As the method presented does not rely on local calibration and easily accommodates and benefits from additional TanDEM-X scenes that extend or increase the temporal resolution of the prediction period, it is suited for producing wall-to-wall estimates over large areas of forest.
5. Conclusions
SI, the expected top height at some reference age, and stand age are important variables in forest management and forecasting. This study presented and evaluated a method of predicting SI and age using only time series of TanDEM-X data and a DTM.
The method consists of fitting established HDC to the time series, using the 90th height percentile of canopy penetration corrected phase heights as a surrogate for forest top heights. Predicted SI and age were retrieved as parameter values minimizing the squared top height residuals.
SI and age could be unbiasedly predicted for untreated plots, and the RMSE of predictions is likely to decrease with the length and temporal resolution of the time series available. When the stand age was known, the SI was predicted with an RMSE comparable to that of field-based measurements.
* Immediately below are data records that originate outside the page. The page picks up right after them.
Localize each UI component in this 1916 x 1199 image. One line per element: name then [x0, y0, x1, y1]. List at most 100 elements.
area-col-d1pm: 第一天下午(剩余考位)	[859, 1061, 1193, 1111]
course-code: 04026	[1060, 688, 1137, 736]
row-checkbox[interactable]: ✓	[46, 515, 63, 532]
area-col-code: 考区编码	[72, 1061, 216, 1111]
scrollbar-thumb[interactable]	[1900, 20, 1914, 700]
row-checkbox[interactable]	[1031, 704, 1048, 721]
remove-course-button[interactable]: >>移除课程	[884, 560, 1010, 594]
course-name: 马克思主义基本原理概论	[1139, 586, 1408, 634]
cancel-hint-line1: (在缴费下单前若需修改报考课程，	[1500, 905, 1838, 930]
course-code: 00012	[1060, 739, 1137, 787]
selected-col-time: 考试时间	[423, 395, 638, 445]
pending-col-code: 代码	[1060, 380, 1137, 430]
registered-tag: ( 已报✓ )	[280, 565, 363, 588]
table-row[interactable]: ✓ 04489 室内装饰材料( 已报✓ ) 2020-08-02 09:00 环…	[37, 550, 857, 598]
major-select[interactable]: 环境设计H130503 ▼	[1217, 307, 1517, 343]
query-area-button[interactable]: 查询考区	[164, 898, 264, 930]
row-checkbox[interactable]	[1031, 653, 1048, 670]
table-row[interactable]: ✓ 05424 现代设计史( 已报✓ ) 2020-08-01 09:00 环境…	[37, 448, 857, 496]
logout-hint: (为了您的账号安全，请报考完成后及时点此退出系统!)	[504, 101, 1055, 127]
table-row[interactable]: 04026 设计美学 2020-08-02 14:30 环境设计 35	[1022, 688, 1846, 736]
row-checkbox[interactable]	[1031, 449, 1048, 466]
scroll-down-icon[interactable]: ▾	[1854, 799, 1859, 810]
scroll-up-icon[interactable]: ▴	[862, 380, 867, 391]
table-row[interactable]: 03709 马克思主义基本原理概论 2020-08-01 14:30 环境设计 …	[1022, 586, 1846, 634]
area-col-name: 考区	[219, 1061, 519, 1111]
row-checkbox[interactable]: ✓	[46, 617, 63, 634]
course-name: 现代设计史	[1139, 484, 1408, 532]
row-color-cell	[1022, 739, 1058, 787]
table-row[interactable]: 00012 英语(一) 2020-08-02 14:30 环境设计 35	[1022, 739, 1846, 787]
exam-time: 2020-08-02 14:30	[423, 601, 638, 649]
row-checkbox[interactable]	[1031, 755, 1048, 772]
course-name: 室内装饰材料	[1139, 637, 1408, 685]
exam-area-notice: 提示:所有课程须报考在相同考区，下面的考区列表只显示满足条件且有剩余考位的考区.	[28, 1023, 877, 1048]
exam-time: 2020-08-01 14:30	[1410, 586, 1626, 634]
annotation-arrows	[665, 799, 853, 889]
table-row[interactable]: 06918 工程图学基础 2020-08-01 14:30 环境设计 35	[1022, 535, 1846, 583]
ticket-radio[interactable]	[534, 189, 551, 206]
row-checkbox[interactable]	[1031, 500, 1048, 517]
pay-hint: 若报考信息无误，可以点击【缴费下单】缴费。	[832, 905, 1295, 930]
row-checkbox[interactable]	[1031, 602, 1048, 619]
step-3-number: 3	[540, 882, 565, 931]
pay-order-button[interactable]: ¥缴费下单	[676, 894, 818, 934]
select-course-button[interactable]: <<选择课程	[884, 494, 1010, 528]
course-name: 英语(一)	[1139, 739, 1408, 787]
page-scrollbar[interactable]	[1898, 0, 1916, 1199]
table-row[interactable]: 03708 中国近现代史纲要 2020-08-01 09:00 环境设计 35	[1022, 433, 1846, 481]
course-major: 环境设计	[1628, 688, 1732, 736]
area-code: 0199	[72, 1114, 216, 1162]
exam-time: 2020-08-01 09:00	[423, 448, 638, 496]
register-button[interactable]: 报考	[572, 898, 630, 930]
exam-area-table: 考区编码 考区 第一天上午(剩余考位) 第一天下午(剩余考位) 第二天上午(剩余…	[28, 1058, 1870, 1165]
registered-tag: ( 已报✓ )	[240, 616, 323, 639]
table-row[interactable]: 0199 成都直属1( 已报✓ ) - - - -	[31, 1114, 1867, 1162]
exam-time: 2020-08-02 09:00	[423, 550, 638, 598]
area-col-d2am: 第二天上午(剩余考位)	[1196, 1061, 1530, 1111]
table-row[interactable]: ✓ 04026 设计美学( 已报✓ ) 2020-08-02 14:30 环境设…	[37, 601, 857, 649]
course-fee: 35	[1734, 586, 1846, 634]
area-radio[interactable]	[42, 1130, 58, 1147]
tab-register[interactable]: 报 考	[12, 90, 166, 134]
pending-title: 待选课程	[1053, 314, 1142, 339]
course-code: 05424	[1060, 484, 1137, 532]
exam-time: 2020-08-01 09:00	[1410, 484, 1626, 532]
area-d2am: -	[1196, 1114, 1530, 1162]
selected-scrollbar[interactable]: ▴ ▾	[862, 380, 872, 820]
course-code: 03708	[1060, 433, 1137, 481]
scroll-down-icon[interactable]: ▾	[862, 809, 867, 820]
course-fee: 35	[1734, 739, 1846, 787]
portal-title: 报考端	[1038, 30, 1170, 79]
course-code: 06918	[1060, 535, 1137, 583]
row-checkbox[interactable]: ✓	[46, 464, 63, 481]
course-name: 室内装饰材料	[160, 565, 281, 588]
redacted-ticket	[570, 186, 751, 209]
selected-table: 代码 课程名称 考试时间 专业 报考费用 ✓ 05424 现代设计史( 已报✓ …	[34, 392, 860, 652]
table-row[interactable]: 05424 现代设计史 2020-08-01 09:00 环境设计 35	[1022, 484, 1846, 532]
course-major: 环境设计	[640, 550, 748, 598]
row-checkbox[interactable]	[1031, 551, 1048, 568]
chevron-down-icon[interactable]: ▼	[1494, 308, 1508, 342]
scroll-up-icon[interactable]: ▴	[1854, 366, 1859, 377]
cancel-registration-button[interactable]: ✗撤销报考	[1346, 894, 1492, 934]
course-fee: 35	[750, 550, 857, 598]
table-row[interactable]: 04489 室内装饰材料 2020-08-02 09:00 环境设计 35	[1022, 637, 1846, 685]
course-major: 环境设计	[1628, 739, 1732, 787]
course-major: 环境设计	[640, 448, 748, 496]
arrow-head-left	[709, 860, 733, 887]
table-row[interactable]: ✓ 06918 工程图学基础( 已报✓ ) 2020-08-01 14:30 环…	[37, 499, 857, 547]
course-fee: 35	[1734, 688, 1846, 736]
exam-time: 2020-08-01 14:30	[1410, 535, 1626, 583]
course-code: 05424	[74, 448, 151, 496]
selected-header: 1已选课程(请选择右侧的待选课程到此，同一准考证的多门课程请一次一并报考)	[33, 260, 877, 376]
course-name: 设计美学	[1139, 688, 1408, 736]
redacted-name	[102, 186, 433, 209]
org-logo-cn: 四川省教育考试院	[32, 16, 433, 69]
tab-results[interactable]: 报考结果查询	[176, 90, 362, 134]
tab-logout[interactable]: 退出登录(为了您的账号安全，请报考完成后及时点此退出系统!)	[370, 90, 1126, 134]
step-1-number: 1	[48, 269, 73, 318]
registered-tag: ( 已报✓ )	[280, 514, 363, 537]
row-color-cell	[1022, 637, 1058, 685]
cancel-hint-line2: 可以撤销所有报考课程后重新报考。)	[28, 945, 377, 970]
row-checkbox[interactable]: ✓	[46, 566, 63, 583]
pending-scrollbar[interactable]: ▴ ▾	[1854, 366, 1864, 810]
The results for treated plots indicate that the RMSE and bias of predictions increase with the intensity of silvicultural treatments, with a larger relative decrease in stem volume on average leading to a larger underestimation of SI and an overestimation of stand age and a higher RMSE for both variables.
In general, the results demonstrate viability for large-scale wall-to-wall mapping of SI using time series of TanDEM-X data without the need for ancillary data for height calibration. Further studies should investigate the use of multiple polarizations and both orbit directions to increase the length and temporal density of useful time series in an effort to further increase the obtained prediction quality.